Between 2005 – the year Canada uses as the base for its 2030 emissions targets – and 2021, Canada eliminated 62 million tonnes of greenhouse gas emissions. Using the new social cost of carbon figure, that equates to saving almost $10 billion.

However that doesn’t include an estimate of what it cost to eliminate those 62 million tonnes. The carbon price in 2021 was $40 per tonne, and it will rise to $170 per tonne in 2030.

Last year a federal analysis of regulations to reduce emissions produced from gasoline and diesel said the cost of that policy was about $151 per tonne.

Canada’s Ecofiscal Commission in 2017 pegged the cost of Quebec’s electric vehicle subsidy at about $355 per tonne.
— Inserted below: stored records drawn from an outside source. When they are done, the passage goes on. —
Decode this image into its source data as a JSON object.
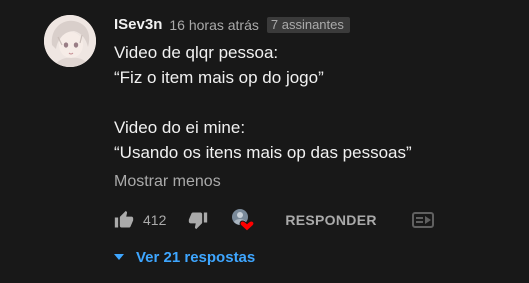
{
  "comment": {
    "author": "ISev3n",
    "time": "16 horas atrás",
    "subscribers_badge": "7 assinantes",
    "lines": [
      "Video de qlqr pessoa:",
      "“Fiz o item mais op do jogo”",
      "",
      "Video do ei mine:",
      "“Usando os itens mais op das pessoas”"
    ],
    "show_less": "Mostrar menos",
    "like_count": "412",
    "reply_label": "RESPONDER",
    "view_replies": "Ver 21 respostas"
  },
  "icons": {
    "like": "thumbs-up-icon",
    "dislike": "thumbs-down-icon",
    "creator_heart": "creator-heart-icon",
    "more": "overflow-icon",
    "expand": "caret-down-icon"
  },
  "colors": {
    "background": "#181818",
    "text": "#f1f1f1",
    "secondary": "#aaaaaa",
    "link": "#3ea6ff",
    "heart": "#ff0000"
  }
}
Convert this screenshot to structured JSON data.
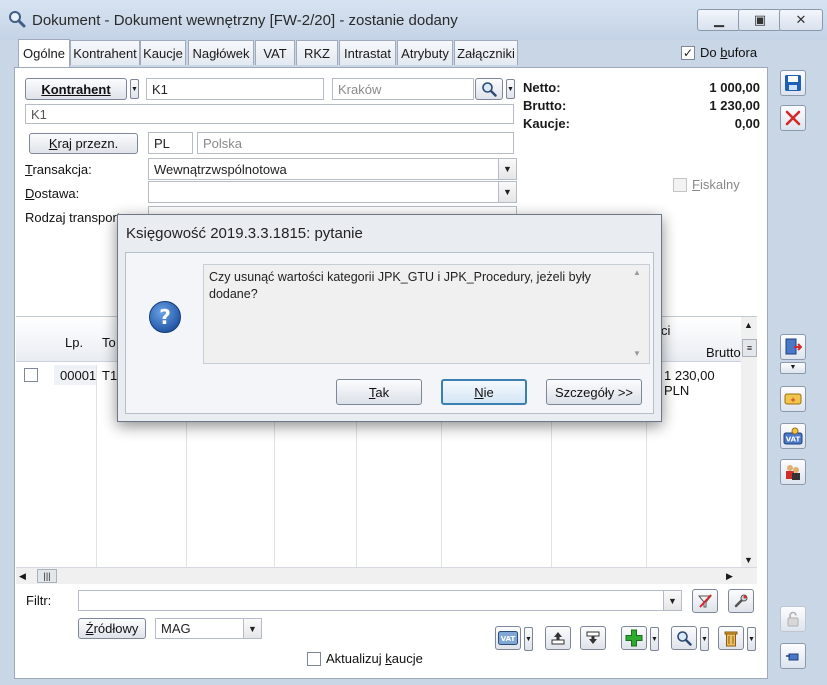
{
  "window": {
    "title": "Dokument - Dokument wewnętrzny [FW-2/20]  - zostanie dodany",
    "min_icon": "minimize-icon",
    "max_icon": "maximize-icon",
    "close_icon": "close-icon"
  },
  "tabs": [
    "Ogólne",
    "Kontrahent",
    "Kaucje",
    "Nagłówek",
    "VAT",
    "RKZ",
    "Intrastat",
    "Atrybuty",
    "Załączniki"
  ],
  "bufor": {
    "label_prefix": "Do ",
    "label_ul": "b",
    "label_rest": "ufora",
    "checked": "✓"
  },
  "form": {
    "kontrahent_button": "Kontrahent",
    "kontrahent_code": "K1",
    "city_placeholder": "Kraków",
    "kontrahent_name": "K1",
    "kraj_button_ul": "K",
    "kraj_button_rest": "raj przezn.",
    "country_code": "PL",
    "country_name": "Polska",
    "transakcja_label_ul": "T",
    "transakcja_label_rest": "ransakcja:",
    "transakcja_value": "Wewnątrzwspólnotowa",
    "dostawa_label_ul": "D",
    "dostawa_label_rest": "ostawa:",
    "dostawa_value": "",
    "rodzaj_label": "Rodzaj transportu:"
  },
  "summary": {
    "netto_label": "Netto:",
    "netto_value": "1 000,00",
    "brutto_label": "Brutto:",
    "brutto_value": "1 230,00",
    "kaucje_label": "Kaucje:",
    "kaucje_value": "0,00"
  },
  "fiskalny": {
    "label_ul": "F",
    "label_rest": "iskalny"
  },
  "grid": {
    "col_lp": "Lp.",
    "col_to": "To",
    "col_ci": "ci",
    "col_brutto": "Brutto",
    "row": {
      "lp": "00001",
      "to": "T1",
      "brutto": "1 230,00 PLN"
    }
  },
  "bottom": {
    "filter_label": "Filtr:",
    "filter_value": "",
    "zrodlowy_button_ul": "Ź",
    "zrodlowy_button_rest": "ródłowy",
    "mag_value": "MAG",
    "aktualizuj_label_prefix": "Aktualizuj ",
    "aktualizuj_label_ul": "k",
    "aktualizuj_label_rest": "aucje"
  },
  "dialog": {
    "title": "Księgowość 2019.3.3.1815: pytanie",
    "message": "Czy usunąć wartości kategorii JPK_GTU i JPK_Procedury, jeżeli były dodane?",
    "icon": "question-icon",
    "yes_ul": "T",
    "yes_rest": "ak",
    "no_ul": "N",
    "no_rest": "ie",
    "details": "Szczegóły >>"
  },
  "colors": {
    "accent": "#3c7fb1",
    "save": "#1e5fb3",
    "cancel": "#d12b2b",
    "add": "#2eaa2e"
  }
}
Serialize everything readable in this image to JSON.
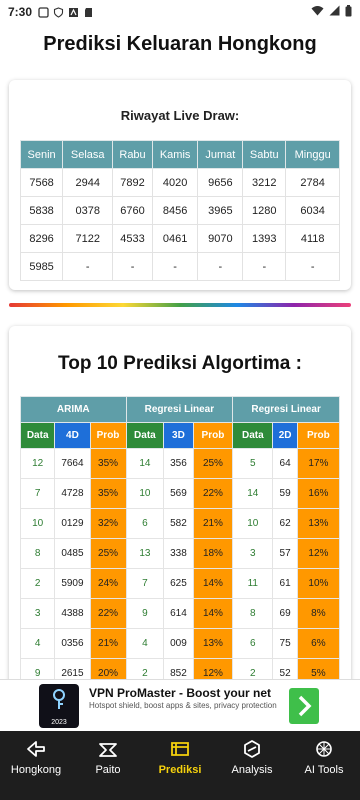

Most provinces and the federal government now have some kind of electric vehicle subsidy.

By 2030, Canada wants to eliminate at least another 231 million tonnes. That could save $68 billion on the emissions side, but there are no direct comparisons to illustrate how much it will cost to do that.

Canada has dozens of other policies designed to help meet that target, including phasing out coal power, expanding renewable electricity, mandating an end to the sale of gas-powered cars and capping emissions from the oil and gas industry.

The parliamentary budget officer’s recent analysis of carbon pricing said the government’s climate rebates are more than the direct cost of carbon pricing for most families, but when you factor in the economic costs – such as lower incomes or job losses – many families may have less money in 2030 than they would without the carbon price.

Guilbeault and others criticized that report for not being explicit that climate change itself is contributing to job losses and lower incomes.

The social cost of carbon analysis is done in concert with the United States Environmental Protection Agency, which published its interim values last year but is still reviewing them before releasing a final version. Canada published its final numbers Wednesday.